Terrorisme, prières de rues, port du voile (reliés par exemple ici)… tout cela relèverait d’un même phénomène à combattre sous le drapeau de la laïcité. Si les attentats perpétrés durant l’année 2015 ont sans aucun doute accéléré cette polarisation, la thématique de la laïcité en danger face au retour du religieux (en particulier de l’Islam) doit être replacée dans un processus plus long qui a conduit à ce qu’une vision particulière de la laïcité particulièrement restrictive devienne largement partagée, à droite comme à gauche.
Retour sur la construction du problème de laïcité : une conception restrictive qui tend à s’imposer
Depuis une dizaine d’années, la très forte médiatisation de faits divers ciblant des pratiques attribuées à l’islamisme radical s’est conjuguée avec une succession de prises de position politiques trouvant, pour partie, un écho dans la législation. La question du port du voile islamique est, par exemple, présente dans les débats dès les années 1980, mais c’est la loi de 2004 (dite “loi Chatel”) qui marque un véritable tournant. En effet, alors que le Conseil d’État a jugé en 1989 que le port de signes religieux à l’école ne pouvait être interdit s’il ne s’accompagnait pas de prosélytisme, la loi Chatel entérine son interdiction dans les lieux d’enseignement primaire et secondaire. Cela marque un changement dans l’acception d’une laïcité qui prévalait jusqu’alors et qui se fondait sur deux impératifs : neutralité des agents de l’État et lutte contre le prosélytisme - celui-ci étant directement relié à la liberté de conscience.

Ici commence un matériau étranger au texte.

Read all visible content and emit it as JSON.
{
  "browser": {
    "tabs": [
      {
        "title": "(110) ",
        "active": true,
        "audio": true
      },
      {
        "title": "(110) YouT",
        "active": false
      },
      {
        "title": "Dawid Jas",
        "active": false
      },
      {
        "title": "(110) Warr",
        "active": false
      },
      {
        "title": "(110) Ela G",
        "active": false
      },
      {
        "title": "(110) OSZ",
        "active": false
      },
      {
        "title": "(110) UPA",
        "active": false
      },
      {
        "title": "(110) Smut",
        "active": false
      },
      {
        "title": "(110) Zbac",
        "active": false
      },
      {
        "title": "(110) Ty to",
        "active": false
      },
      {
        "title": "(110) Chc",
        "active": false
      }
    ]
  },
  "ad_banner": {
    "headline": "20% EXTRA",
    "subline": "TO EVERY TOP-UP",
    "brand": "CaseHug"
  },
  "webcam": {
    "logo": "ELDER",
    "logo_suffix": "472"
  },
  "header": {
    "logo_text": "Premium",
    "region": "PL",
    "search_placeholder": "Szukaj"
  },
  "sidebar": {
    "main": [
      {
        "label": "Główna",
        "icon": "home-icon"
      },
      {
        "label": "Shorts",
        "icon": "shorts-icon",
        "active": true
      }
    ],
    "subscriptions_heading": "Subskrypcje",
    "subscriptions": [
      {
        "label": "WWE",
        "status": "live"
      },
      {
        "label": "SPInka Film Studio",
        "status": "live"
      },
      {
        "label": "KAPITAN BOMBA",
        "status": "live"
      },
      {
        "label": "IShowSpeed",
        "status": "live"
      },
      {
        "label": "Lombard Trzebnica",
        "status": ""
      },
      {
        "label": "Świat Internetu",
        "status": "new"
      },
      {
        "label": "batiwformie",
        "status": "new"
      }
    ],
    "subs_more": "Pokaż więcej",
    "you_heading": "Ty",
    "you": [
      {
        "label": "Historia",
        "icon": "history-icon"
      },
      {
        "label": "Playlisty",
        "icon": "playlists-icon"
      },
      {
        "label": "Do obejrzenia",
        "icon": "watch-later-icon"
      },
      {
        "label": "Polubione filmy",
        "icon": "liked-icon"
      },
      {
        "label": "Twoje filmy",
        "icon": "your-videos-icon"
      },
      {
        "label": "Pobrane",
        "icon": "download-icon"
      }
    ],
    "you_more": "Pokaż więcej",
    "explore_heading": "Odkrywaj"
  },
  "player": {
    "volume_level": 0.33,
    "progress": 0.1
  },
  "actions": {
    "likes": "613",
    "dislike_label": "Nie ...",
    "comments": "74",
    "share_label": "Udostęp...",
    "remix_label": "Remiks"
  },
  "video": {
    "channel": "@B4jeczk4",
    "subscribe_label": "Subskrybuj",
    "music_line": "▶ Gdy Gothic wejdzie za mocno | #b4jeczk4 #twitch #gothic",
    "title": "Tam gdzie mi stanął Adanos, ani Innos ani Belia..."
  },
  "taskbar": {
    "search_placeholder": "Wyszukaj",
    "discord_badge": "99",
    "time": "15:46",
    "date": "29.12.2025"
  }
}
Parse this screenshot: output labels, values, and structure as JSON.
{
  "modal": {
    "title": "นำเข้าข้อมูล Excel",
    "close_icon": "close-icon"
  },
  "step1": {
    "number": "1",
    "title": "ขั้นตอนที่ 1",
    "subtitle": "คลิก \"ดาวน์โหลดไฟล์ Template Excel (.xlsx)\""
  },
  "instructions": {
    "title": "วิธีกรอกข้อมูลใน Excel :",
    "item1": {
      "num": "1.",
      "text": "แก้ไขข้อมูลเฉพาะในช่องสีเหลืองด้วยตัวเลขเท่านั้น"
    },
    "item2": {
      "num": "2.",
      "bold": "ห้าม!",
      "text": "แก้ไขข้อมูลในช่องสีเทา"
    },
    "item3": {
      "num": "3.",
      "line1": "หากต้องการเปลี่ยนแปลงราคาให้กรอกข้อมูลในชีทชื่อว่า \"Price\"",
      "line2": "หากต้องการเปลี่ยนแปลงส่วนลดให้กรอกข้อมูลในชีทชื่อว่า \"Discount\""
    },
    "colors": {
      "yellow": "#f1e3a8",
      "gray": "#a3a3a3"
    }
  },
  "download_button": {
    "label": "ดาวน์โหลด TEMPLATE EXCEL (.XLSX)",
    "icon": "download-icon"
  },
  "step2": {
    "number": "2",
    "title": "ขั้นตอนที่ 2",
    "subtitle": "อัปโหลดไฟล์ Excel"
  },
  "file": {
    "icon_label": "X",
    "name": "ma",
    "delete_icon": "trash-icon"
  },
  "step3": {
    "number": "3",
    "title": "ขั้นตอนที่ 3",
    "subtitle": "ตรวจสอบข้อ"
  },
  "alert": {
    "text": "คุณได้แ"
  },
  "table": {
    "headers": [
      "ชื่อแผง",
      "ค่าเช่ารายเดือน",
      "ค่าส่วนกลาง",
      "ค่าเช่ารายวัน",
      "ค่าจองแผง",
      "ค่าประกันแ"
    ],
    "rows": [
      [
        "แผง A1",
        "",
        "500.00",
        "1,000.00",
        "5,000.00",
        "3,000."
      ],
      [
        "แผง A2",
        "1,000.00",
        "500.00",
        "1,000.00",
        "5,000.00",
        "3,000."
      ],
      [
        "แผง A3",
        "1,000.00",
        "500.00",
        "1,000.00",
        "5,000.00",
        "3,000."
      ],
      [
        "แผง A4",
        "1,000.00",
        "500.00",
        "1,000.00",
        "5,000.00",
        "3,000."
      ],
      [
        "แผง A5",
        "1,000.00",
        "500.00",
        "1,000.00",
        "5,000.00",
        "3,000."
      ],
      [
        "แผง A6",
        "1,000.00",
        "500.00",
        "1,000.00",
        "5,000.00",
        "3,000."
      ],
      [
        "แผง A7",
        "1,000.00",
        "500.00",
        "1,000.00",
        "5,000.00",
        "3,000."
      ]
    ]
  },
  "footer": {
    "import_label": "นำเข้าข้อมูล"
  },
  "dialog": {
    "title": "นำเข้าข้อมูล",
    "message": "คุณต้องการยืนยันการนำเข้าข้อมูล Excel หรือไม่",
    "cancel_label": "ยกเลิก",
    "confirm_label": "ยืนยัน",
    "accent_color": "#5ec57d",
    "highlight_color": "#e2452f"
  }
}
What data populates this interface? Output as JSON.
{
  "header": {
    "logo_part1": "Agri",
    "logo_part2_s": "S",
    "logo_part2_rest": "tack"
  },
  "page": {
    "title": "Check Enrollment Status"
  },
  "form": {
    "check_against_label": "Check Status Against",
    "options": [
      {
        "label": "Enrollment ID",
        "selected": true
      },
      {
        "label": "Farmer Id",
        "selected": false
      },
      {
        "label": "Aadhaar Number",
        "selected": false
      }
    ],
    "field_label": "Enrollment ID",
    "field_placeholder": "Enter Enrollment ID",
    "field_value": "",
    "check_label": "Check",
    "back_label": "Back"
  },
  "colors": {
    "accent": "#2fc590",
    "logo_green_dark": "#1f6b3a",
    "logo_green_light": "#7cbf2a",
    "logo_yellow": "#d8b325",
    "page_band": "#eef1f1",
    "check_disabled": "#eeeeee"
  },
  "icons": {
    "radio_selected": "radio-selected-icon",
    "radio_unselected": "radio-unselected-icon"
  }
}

En revanche, interdire purement et simplement les signes religieux témoigne d’un glissement, dans la mesure où la neutralité religieuse n’est plus seulement imposée aux services de l’État, mais à ses usagers et donc, par extension, à la société dans son ensemble (comme on peut le lire ici). Citons également la loi du 11 octobre 2010 à propos de l’interdiction de la dissimulation du visage dans l’espace public qui s’est d’abord présentée comme un outil visant à interdire le port de la burqa pour les femmes musulmanes. Ce vernis républicain apposé à la volonté de régir l’expression du culte musulman (concernant en outre une infime partie de croyants)met en lumière l’opposition construite entre laïcité et visibilité de l’Islam, la seconde mettant supposément en péril la première. C’est bien cette évolution du principe de laïcité qui structure actuellement le débat. Elle s’opère par un processus qui, progressivement, vient étendre la dimension coercitive de la laïcité.
Mais l’on pouvait alors penser que ces lois, et l’esprit qui les a présidé, étaient la conséquence de la droite au pouvoir. Il n’en est rien. En témoigne la première proposition de loi des sénateurs socialistes, devenus majoritaires en 2012, portant sur l’extension de la neutralité religieuse au service public de la petite enfance, même assuré par des structures privées. La proposition intervient au coeur de l’affaire “Baby Loup”, très médiatisée, découlant du licenciement pour faute grave d’une éducatrice de jeunes enfants de la crèche du même nom, au motif de son refus de retirer son voile (nous y reviendrons).
Si la proposition de loi n’a finalement pas abouti, elle est régulièrement remise à l’étude au Parlement, par des partis se réclamant de la gauche, le Parti Radical de Gauche en première ligne (nouvelle proposition déposée en mars 2015). Le combat mené dans l’arène juridique et parlementaire constitue en réalité le symptôme d’un changement plus vaste dans le débat public, et en particulier au sein de la gauche.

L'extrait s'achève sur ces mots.